Working Paper 115
Economics of Education: Critical Perspectives from India and reflections on the National Education Policy 2020
Published May 2024

DOI: 10.5287/ora-wrpa5rzkk

 

Higher Education is a complex reality embedded in the diverse and layered social structure constituted by the interplay among the economy, society, culture, polity and geography at a particular historical juncture. This Working Paper seeks to understand the salience of human capital in the functioning of a Higher Education Institution and the economic rationale behind higher education policy making. The theoretical perspective adopted is located within the sub-discipline of Economics, referred to as Economics of Education. This paper consists of three parts. In Part A, the paper seeks to analyse critically the concept of human capital and human capital theory and traces out the implications for the higher education sector. In part B, the paper seeks to examine critically the economic rationale that informs higher education reform by focusing on two concepts of efficiency, technical at the institutional and allocational or exchange at the system level. We argue that the concept of human capital remains useful to explain why public and private funded institutions have failed to deliver quality education in the context of India. In Part C, we make an attempt to unravel the rationale behind Indian higher education reform as mooted in the National Education Policy 2020 (NEP). This paper argues why the ongoing higher education reform in India based on the NEP may not yield the desired results as the ground reality that exists in Indian higher education defies the underlying assumptions of the policy makers.
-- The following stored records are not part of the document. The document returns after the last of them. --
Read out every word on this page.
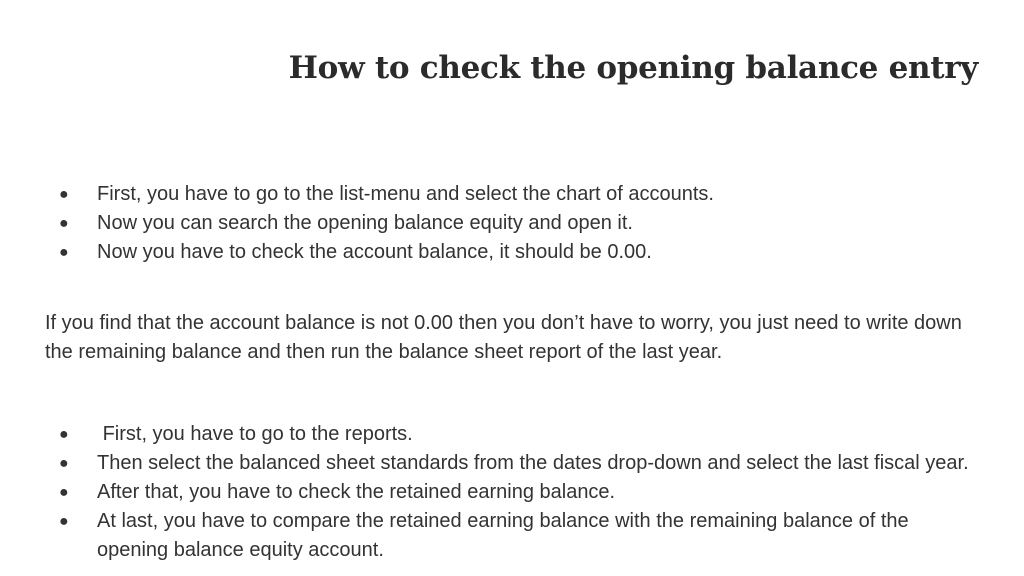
How to check the opening balance entry
● First, you have to go to the list-menu and select the chart of accounts.
● Now you can search the opening balance equity and open it.
● Now you have to check the account balance, it should be 0.00.

If you find that the account balance is not 0.00 then you don’t have to worry, you just need to write down the remaining balance and then run the balance sheet report of the last year.

● First, you have to go to the reports.
● Then select the balanced sheet standards from the dates drop-down and select the last fiscal year.
● After that, you have to check the retained earning balance.
● At last, you have to compare the retained earning balance with the remaining balance of the opening balance equity account.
This Paper argues that while Economic principles can explain some interesting aspects of the reality we encounter in the higher education sector, one has to be, however, careful while applying the Economic principles in reforming the sector more so in the context of a developing country like India. Though the human capital theory stands much discredited today because of the weakening link between the two domains, education and employment, the concept of human capital, however, remains useful for the policymakers to focus on to create a sound foundation for a meaningful higher education reform.